The task force working on consolidating Macon and Bibb County governments expects the city and county will have to split more consolidation costs over the next few months -- some for consultants helping plan the new government, but more for items the government will actually need to operate when it takes over in January 2014.

In the course of committees and a full task force meeting Wednesday, members approved spending another $74,950 on Schafer Consulting. In partnership with a firm called TSSI, Schafer is working out what will be needed to merge city and county information technology. Bob Lewis of Schafer Consulting said some hardware may be needed, but the main purchase decision is from a short list of software vendors.

The work is in two parts: public administration functions, which center on payroll systems; and public safety, which is much more complex and is a network that cannot be allowed to go down, Lewis said.

“The public admin side of it, we want all of this done by the second week of March,” he said. That should have finance systems “up and going” when the new government starts operating -- but it’ll take a lot more work to get city and county staff working together and trained on new software in time, Lewis said.

Sheriff David Davis noted that both existing governments will thus be asked to foot the bill.

“Bottom line, we’re talking about some substantial money here that’s going to have to be spent,” he said.

The additional money for Schafer brings the task force’s total anticipated spending so far to $650,634, according to Laura Mathis, deputy director of the Middle Georgia Regional Commission. The only piece still expected to come in is a benefits consultant; bids have arrived, and range between $65,000 and $250,000, she said.

But that’s separate from the need for city and county governments to buy new computer equipment and software, so the consolidated government can function as a unit on Jan. 1.

Macon City Councilman Tom Ellington said some IT work would probably be needed even without consolidation, but with city sales tax revenue unexpectedly low -- $20 million for the year so far, instead of the $24 million expected -- the “substantial money” Davis spoke of will be hard for the city to find. Especially, Ellington said, because the city’s current budget was passed before voters approved consolidation, and so didn’t anticipate such expense.

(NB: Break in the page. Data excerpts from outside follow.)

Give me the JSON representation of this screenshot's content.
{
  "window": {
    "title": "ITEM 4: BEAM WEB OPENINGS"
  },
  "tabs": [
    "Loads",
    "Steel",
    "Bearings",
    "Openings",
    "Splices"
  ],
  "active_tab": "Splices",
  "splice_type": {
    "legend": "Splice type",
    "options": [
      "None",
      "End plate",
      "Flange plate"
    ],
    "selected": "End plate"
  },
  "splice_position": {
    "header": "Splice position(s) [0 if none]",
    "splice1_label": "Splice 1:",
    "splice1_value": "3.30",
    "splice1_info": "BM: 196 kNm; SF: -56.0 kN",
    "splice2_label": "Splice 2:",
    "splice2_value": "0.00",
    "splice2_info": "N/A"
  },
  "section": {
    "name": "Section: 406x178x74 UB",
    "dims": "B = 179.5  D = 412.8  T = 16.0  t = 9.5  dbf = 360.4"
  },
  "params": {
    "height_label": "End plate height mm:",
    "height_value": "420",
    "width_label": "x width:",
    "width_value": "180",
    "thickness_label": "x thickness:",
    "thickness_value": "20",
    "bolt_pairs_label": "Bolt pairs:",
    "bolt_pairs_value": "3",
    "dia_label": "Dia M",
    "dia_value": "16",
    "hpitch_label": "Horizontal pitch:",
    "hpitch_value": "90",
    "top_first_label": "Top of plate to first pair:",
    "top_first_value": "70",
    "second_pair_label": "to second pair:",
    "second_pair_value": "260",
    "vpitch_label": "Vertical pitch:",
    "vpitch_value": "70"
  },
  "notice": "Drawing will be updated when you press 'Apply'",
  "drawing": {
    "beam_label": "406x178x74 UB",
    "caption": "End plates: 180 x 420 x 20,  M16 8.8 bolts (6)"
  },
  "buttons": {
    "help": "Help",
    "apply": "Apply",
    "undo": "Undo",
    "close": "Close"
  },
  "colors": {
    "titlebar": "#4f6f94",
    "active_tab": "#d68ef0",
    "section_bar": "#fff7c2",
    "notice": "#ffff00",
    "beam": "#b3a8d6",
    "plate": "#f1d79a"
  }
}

Bibb County Commission Chairman Sam Hart said the county, for its part, recognizes the need to bear consolidation costs.

“We are somewhat prepared, probably not totally,” he said.

Lawsuit looming

A letter from attorney John Draughon, representing The Medical Center of Central Georgia informed the task force that the new government, from its first day of existence, may face a $2.7 million bill from a long-running squabble with the city of Macon.

The Medical Center wants the city to pay for the care of anyone police bring in for emergency treatment, Mayor Robert Reichert said.

“The Medical Center quite frequently renders treatment to people who are unable to pay for it, so they look for payment for treatment of indigent payments from whatever source they can,” he said. The $2.7 million total covers six years, Reichert said. The city has denied responsibility, and won a summary judgment last year. But the hospital has appealed, and it’s likely the suit will still be active in January, Reichert said. If the city is eventually held liable, that debt -- like any ongoing lawsuit -- would fall on the new government, he said.

Publicity plan

The John S. and James L. Knight Foundation approved a $62,142 grant to the transition task force to publicize its work, including holding meetings in each of the nine new commission districts, sending out 15,000 surveys on what people want from the new government, and buying new digital equipment to broadcast meetings.

Chris Floore, Macon Public Affairs director, said publicity efforts are “about to really take off,” since they’d been held back in anticipation of the grant.

The public meetings to explain consolidation, answer questions and gather opinions may be held at schools, and could be scheduled over a four- to six-week span, perhaps on Tuesdays and Thursdays, he said.

Reconciling ordinances

Ted Baggett, from the Carl Vinson Institute of Government, told the task force Laws Committee that he’s summarizing “differences and conflicts” between city and county ordinances, which will probably be split into subject areas and brought forward in stages for task force deliberation.

The first of those could be ready in April, he said, giving the task force time to reconcile conflicts and recommend a new consolidated code to the incoming government.